Download and Decode Data
This system is designed to efficiently handle download raw data and decode data
Overview
Source code: https://github.com/untangledfinance/spark-crawler-decoder
Technical: Spark
Language: Scalar
Features:
- Data Ingestion: Download raw data from RPC services and save it to the data warehouse.
- Data Decoding: Decode raw data into call and event tables according to the provided ABI.
- Contract Information Retrieval: Fetch contract details (e.g., names, symbols, decimals of ERC20 tokens) from RPC services.
- Parallel Processing: Execute jobs on multiple nodes of an AWS EMR cluster for enhanced efficiency.
- Concurrent Data Handling: Download both historical and new data simultaneously.
- Automatic Decoding: Automatically decode data when new ABI information is added.
Execution
- Run by spark-submit on EMR cluster
- Controlled and scheduled by Scheduler: Airflow
Jobs in this system
Crawler: Job downloads data from RPC Service and stores it in the blocks table (raw transactions and logs data) and block_trace table (raw traces data)
ExtractLog: Extract log data from blocks table and save into logs table
ExtractTransaction: Extract transaction data from blocks table save into transactions table
ExtraceTrace: Extract trace data from block_traces table and save into trace table
DecodeLog: Decode log data in logs table and save into event table. Example: erc20_evt_transfer
DecodeTransaction: Decode trace data in traces table and save into call table. Example: centrifuge_shelf_call_borrow
GetContractInfo: Using RPC to get information of contract from event or call table and save into info table.

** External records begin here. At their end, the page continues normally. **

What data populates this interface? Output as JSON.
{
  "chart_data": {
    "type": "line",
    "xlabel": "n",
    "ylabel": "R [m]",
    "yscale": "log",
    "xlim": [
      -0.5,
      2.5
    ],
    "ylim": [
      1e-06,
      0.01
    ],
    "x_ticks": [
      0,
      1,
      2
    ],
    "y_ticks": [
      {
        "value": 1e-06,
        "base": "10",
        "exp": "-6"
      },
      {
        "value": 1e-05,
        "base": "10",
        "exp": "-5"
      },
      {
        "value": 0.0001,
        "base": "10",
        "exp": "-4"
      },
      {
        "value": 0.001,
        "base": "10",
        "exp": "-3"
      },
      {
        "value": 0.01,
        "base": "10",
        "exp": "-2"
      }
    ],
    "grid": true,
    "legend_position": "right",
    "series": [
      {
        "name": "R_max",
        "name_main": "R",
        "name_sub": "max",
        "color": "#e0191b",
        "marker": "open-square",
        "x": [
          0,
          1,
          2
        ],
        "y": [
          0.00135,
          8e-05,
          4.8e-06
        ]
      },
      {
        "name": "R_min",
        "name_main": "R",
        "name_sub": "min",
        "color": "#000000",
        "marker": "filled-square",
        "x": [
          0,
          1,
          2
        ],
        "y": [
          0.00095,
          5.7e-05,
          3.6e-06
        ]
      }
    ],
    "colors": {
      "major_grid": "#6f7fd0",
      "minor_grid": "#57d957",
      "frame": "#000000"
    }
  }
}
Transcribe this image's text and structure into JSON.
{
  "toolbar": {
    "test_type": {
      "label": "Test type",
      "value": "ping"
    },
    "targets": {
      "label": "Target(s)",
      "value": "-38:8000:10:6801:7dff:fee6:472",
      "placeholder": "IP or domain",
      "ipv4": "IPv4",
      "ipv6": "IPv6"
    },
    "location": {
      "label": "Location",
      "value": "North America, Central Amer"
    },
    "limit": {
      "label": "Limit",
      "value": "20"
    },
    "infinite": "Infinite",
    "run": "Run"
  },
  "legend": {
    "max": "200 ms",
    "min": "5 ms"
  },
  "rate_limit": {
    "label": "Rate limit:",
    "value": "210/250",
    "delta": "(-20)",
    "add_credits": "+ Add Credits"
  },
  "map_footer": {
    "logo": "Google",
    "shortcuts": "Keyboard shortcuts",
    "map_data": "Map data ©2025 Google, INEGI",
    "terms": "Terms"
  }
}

All job of this Application will be managed, scheduled in Airflow
Example for how to decode new datasets of protocol
Step 1: Determine contract address of protocol
- Using Dune as reference to find contract address
Step 2: From contract address of protocol, determine ABI of this contract
- Using https://etherscan.io/ to get ABI
Step 3: Open CMS, add protocols with ABI
Step 4: Wait a minute and see new datasets in data warehouse